Last week, a man in his 30s was found dead outside the Episcopal Diocese of Southwestern Virginia’s offices in Roanoke. Every day, homeless men and women die in America’s cities. But this man died while sleeping in the shrubbery of a denomination’s regional offices. His death made the papers.

And it should have. A man in his 30s died. A father to a child. A brother, husband, son, and friend. A child of God. Too often the homeless among us die unnoticed. No announcement from a funeral home, no news story, no procession of cars with lights for others to stop and respect. But sometimes, when we least expect it, God uses the Church to make a point, and with this man’s death, the plight of homelessness came into sharp focus.

Lynchburg is a gorgeous city of stately homes, vibrant growth, a revitalized downtown and one of the country’s best farmers’ markets. After living here several years, I clearly see why so many people see life as being simpler here.

But Lynchburg isn’t perfect, and homelessness is a challenge we face. Go downtown on a Sunday afternoon when the city is mostly abandoned, and you’ll meet our residents of the streets. They are much more numerous than you’d expect. Recently, I talked with one of them and found that he’d been living on our streets for about five years, happy to call Lynchburg home.

But don’t think that the homeless among us only live downtown. They live in every part of our beloved city. Facing the challenges of drug and alcohol abuse, mental illness, or just a string of bad luck, individuals and families find themselves living in a car or in an alleyway.

Too often, the Church and other agencies neglect them, not noticing, not paying attention, not reaching out with the love of God to help a fellow journeyer along the pathway of life. We get so comfortable in our pews and in our homes that we fail to hear our Lord reminding us, “When you gave the drink, when you gave the shelter, when you visited, you did so to me.”

If I read my promise at baptism correctly, to respect the dignity of every human being, I don’t see an exception for anyone. I don’t get to choose the people I love. God says to love everyone. Period. No exceptions. No ifs, ands or buts. Love everyone because God loves everyone.

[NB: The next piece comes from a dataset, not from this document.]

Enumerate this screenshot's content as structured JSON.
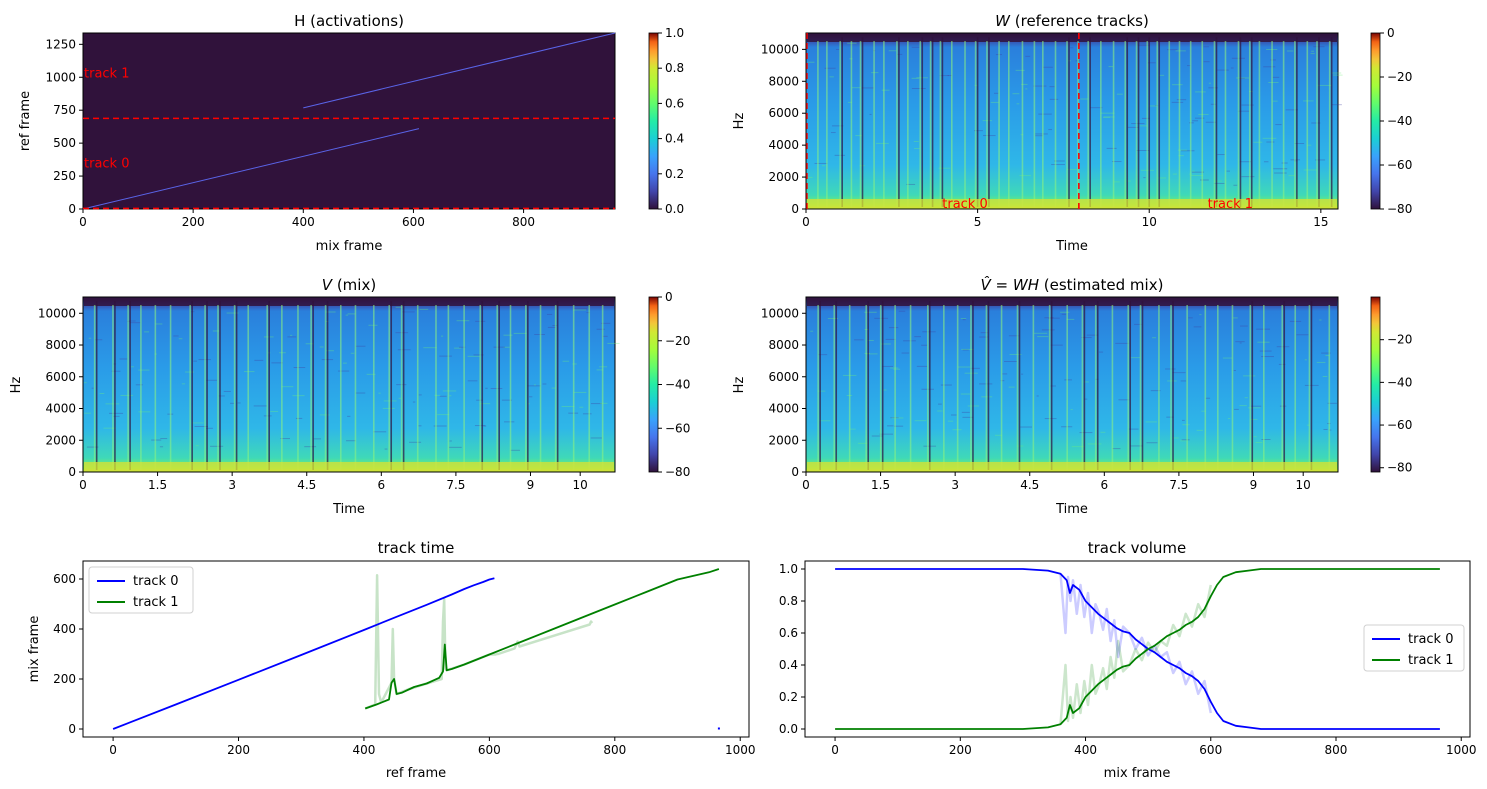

And that includes the homeless among us. It’s not easy to know how to love them, to provide what they need. But right now, many of the agencies that serve the homeless in Lynchburg face hardship because of governmental cutbacks and the downturn in the economy. Unfortunately, these cutbacks come at a time when funding is extremely important; as the economy turns south, agencies serve more and more with less and less. Many of these agencies don’t serve the homeless directly but get to the root of the problem by helping with the issues that bring about much of it: alcohol and drug addiction, mental illness, lack of medical care, inadequate child care and the list goes on.

What would happen if we allowed God to use our churches more through these agencies? What would happen if we put aside our doctrinal differences and focused on the commandment to “love neighbor as self?” What would happen if we let God surprise us as we banded together to solve one of society’s challenges?

Well, I don’t know: we might just become a city on a hill, a light to enlighten the nations. And God might use the death of One Man to surprise even the Church.